My interest group broke out into the area behind the Teen Center. That’s when Kirby said, “Welcome to Smokinawa,” passed around a handful of one-hitters that looked like cigarettes from a distance, and we all smoked up. Then DaQuane volunteered that he knew a GI who’d buy liquor for us at the Class Six. Someone else, maybe me, had a sampler platter of pharmaceuticals. And boom. It was party time there, “Where Being a
High
Teen Has Never Been So Much Fun!”

The next night, we adjourned to Kirby’s cove, and that’s when I met Jake. He’d been surfing with his boys, and his black hair was wild and bushy and all spiked out from the salt water and humidity. A sleeveless T showed off his excellent surfer’s tan and shoulders. From the second Jake noticed me, he kept looking my way. When Christy and her friends left to pee, he came over.

“Hai-sai, mensorei,”
he said.

“Hi sie to you too,” I answered.

“Sorry, I thought you were part Oki.”

“I am. My grandmother was born here.”

“Cool.”

There was a silence and, out of nervousness, I threw in that, on my dad’s side, I was also part German, African American, Irish, and Filipina. I didn’t mention that my mom’s father was a Missouri redneck.

“So, your name, Luz, it comes from the Philippines?”

I smiled, impressed that he could pronounce my name. Looz. Not Luss. “Yeah, it was my dad’s mother’s name.” I didn’t add that my name was pretty much the last thing my parents collaborated on, since my dad was gone before my first birthday. What did my mother expect, marrying her Kali martial arts teacher? A long
harmonious
relationship?

“Means ‘light,’ right?”

“Indeed it does. You get the bonus points.”

He tipped his head to the side, either to study me or because he knew that his eyes and lips looked amazing from that angle. “There’s something different about you, Light.”

“Different how?”

“I don’t know. You’re not like most base kids.”

“I guess that’s a compliment.”

“It is.
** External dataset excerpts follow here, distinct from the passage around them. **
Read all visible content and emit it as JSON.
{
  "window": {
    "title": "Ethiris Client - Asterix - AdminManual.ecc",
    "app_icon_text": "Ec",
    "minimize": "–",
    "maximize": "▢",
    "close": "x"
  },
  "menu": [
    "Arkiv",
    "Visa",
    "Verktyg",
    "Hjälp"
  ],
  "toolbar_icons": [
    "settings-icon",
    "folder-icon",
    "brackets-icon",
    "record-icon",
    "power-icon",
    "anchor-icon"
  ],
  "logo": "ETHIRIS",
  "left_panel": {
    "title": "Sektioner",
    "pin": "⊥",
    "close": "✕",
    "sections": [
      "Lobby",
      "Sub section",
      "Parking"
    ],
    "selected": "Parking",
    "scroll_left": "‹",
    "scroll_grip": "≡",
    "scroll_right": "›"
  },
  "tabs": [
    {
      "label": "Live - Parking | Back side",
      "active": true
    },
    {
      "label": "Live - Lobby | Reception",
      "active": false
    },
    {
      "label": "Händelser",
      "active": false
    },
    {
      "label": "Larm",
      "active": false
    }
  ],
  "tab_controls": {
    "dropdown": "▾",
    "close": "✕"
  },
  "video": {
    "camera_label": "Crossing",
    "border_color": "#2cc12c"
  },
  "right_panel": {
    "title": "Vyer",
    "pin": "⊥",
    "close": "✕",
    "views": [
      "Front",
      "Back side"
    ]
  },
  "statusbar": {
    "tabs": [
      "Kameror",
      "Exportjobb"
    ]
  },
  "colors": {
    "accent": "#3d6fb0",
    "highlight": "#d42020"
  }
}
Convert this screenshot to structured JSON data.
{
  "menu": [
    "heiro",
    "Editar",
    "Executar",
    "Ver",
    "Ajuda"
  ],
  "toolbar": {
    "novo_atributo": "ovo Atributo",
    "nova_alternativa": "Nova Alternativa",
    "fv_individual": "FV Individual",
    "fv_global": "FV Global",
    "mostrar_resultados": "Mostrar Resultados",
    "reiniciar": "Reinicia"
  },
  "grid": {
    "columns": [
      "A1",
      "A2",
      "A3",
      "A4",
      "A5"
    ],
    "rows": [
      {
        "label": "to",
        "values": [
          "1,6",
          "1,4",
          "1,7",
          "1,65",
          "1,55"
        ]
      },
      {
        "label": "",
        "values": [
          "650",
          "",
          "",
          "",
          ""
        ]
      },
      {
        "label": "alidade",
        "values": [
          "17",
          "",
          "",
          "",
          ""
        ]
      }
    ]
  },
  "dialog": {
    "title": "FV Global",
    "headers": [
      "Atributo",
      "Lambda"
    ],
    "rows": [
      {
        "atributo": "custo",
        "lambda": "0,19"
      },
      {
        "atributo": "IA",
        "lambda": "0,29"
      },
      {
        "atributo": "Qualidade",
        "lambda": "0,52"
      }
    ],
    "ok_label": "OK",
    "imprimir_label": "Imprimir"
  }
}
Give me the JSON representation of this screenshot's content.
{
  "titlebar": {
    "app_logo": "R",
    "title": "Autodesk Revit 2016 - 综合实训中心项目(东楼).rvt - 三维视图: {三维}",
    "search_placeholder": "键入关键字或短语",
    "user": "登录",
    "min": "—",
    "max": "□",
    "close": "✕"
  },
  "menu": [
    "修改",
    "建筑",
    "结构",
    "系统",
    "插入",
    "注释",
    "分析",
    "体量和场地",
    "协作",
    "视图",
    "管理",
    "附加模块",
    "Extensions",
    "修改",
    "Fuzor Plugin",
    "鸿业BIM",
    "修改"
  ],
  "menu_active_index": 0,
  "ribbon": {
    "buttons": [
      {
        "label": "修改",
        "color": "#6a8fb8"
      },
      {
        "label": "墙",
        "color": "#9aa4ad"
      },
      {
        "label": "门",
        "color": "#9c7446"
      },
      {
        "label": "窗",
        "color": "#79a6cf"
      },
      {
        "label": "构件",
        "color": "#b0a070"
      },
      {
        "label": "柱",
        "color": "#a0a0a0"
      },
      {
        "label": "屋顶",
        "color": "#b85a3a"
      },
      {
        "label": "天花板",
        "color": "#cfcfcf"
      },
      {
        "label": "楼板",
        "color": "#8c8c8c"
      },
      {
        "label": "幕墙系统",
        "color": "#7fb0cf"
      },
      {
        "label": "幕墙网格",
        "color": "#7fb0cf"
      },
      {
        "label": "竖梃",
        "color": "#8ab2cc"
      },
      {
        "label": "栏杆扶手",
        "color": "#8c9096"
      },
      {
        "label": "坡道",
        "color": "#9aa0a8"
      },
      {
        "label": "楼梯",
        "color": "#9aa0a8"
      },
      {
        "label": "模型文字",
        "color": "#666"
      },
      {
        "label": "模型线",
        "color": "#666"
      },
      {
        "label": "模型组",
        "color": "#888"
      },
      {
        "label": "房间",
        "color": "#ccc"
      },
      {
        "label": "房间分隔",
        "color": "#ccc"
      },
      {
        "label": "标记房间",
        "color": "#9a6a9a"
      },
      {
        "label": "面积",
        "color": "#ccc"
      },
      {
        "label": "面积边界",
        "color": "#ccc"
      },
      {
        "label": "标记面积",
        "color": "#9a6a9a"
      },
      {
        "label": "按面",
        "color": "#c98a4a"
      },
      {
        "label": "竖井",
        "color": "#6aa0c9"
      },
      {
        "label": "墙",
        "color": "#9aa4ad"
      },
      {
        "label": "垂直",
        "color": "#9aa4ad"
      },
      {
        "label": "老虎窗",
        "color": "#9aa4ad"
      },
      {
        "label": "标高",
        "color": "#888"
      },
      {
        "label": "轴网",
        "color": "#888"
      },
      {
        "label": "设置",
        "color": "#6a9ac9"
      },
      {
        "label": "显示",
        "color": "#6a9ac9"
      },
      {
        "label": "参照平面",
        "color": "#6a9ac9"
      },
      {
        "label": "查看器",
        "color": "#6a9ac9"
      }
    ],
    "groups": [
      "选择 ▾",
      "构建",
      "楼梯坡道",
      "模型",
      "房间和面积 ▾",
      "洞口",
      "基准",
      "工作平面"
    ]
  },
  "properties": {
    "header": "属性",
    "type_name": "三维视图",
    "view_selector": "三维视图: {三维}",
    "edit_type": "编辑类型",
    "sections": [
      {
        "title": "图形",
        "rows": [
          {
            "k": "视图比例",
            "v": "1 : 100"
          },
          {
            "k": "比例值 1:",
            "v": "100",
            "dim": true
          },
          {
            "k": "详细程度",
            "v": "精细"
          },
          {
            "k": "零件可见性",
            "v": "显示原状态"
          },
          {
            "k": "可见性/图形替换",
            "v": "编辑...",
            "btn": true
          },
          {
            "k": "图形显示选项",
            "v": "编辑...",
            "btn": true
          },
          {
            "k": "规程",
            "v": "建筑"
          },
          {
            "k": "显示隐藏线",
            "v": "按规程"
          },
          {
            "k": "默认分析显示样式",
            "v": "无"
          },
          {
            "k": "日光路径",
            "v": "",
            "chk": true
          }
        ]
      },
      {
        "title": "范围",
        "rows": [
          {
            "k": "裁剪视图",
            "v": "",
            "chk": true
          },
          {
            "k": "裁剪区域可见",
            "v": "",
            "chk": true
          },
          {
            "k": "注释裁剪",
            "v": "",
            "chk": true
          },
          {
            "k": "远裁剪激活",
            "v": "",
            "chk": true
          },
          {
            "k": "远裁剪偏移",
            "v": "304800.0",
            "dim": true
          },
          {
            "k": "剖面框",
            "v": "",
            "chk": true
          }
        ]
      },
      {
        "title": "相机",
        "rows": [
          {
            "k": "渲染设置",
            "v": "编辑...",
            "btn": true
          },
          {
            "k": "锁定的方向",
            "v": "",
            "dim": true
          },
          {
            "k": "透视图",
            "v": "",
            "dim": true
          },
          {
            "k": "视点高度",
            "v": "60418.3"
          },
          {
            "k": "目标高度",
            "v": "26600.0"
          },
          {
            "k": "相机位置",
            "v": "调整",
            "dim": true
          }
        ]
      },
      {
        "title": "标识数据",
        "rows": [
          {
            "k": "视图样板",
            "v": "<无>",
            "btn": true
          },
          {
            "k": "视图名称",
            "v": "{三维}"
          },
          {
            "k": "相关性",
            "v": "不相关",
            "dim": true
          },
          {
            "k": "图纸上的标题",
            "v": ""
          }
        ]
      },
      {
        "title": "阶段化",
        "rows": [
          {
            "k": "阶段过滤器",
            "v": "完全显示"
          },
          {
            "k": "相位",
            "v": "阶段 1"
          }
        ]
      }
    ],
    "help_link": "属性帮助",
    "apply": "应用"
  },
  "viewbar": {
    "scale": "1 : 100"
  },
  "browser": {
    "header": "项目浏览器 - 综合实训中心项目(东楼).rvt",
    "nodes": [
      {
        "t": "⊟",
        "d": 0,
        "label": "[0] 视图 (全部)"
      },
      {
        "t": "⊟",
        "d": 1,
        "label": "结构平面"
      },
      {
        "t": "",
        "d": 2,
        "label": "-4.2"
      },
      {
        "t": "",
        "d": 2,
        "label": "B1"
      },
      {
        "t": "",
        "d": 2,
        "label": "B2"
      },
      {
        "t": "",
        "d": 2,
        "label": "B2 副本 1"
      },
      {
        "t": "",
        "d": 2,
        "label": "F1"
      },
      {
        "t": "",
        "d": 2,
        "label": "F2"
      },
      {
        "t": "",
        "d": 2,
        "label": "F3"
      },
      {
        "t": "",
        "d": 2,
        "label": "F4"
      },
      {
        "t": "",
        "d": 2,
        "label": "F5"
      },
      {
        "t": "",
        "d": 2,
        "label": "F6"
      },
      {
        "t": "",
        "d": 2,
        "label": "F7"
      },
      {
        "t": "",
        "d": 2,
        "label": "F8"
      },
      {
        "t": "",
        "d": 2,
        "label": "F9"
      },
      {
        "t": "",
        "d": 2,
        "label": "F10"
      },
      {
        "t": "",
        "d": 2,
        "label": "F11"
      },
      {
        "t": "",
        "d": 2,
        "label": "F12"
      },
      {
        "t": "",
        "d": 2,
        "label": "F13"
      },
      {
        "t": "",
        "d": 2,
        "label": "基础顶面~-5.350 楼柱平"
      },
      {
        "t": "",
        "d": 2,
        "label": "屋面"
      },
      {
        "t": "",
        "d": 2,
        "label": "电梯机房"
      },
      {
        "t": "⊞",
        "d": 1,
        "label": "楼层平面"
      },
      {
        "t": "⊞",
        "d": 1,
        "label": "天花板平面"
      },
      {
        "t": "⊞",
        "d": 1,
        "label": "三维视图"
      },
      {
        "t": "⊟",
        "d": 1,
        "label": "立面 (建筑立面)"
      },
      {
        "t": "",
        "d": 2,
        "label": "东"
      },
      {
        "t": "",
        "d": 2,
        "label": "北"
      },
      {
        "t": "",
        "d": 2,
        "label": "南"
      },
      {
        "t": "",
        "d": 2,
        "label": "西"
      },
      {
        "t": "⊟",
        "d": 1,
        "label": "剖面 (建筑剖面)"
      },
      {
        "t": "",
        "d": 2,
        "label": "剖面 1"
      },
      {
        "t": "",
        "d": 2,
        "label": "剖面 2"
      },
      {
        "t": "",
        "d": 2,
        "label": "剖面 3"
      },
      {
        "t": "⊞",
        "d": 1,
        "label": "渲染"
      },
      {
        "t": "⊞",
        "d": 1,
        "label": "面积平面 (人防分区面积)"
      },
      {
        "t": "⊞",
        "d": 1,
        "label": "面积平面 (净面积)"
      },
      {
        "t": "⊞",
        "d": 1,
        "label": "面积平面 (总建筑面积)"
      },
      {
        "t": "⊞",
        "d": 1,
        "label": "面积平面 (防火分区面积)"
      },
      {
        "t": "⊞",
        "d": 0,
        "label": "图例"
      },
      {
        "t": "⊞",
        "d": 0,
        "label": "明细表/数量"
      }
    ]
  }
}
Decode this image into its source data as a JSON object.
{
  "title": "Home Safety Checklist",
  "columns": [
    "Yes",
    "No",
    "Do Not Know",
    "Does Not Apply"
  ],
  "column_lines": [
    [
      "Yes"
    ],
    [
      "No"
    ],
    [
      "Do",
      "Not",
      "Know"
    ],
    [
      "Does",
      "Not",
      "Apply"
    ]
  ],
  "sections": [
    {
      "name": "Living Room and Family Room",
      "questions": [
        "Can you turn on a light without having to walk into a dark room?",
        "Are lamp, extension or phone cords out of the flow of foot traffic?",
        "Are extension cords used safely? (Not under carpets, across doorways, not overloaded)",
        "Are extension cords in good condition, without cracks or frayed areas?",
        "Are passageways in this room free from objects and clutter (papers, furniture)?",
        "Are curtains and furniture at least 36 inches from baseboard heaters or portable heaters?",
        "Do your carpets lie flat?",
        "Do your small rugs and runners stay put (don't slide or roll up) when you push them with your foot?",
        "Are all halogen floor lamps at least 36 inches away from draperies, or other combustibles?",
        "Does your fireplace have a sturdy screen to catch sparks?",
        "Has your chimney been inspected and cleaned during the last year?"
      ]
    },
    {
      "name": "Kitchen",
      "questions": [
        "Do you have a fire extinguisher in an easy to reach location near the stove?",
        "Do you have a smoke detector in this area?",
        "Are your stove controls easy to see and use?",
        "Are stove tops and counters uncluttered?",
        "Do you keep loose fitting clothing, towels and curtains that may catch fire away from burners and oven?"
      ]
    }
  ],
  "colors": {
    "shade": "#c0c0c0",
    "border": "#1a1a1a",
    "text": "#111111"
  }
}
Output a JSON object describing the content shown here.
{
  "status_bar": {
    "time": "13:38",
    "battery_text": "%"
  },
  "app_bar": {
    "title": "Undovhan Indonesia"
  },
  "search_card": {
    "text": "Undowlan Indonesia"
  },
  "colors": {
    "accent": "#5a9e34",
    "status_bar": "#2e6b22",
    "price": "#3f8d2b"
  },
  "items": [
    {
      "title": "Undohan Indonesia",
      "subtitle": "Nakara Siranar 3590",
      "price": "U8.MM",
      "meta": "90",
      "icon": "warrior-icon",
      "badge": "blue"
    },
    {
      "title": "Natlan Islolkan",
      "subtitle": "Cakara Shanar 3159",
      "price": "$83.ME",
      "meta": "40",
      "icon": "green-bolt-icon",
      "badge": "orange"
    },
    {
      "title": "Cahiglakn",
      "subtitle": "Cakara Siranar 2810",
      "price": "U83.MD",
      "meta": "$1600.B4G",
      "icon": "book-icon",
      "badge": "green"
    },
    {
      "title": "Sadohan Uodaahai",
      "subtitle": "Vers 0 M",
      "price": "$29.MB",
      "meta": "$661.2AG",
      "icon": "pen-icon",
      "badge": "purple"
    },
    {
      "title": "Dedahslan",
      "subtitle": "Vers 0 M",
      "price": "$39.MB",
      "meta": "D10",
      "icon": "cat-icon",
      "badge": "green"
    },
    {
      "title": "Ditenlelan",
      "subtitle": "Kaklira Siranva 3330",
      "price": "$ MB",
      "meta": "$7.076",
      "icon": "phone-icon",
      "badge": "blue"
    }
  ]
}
I like your necklace.” Jake slid his fingers against my collarbone as he lifted up the opal pendant I always wear. “Your boyfriend back in the States give you this?” He was playing playa with me and we both knew it wasn’t for real. Or was only as real as I wanted to make it.

“No. No boyfriend back in the States.”

Rubbing the opal gently between his fingers, he asked, “Is it true what they say about you?”

“I don’t know. What do they say?” His eyes—larger, rounder than Japanese eyes—tilted up into perfect paisleys.

“That your mom is head of base police.”

“It’s true.”

“So should I try to get on your good side, so she won’t bust me?”

“That’s funny.”

“Why?”

“Because being on my good side would actually increase your chances of her busting you.”

“Jake, I’m back!” Christy, standing off with her friends, called out. She looked pure Okinawan, but, eyes popping and head bobbing with ghetto exasperation, she sounded and acted pure American high school girl. Pure
jealous
American high school girl.

Jake continued cradling the opal, until Christy called again. Then, very slowly, he glided the backs of his fingernails against my skin as he slid the pendant back into place. “Pretty,” he said, walking away.

For the next three months, although Kirby and the rest of us were at the cove almost every night, Jake and his crew of surfing Smokinawans only showed up sporadically, and when he did Christy never left his side. But whether he talked to me or not, there would always be a moment when he’d catch my eye, tap the spot below his throat where my opal necklace would have hung on him, then point to me and mouth the word “pretty.” The necklace was the last thing Codie gave me. If she was here, we’d have spent hours dissecting the meaning of Jake’s touches and smiles. But she’s not, and without her, it’s obvious that there is nothing between Jake Furusato and me to dissect. And nothing to hold me on Okinawa.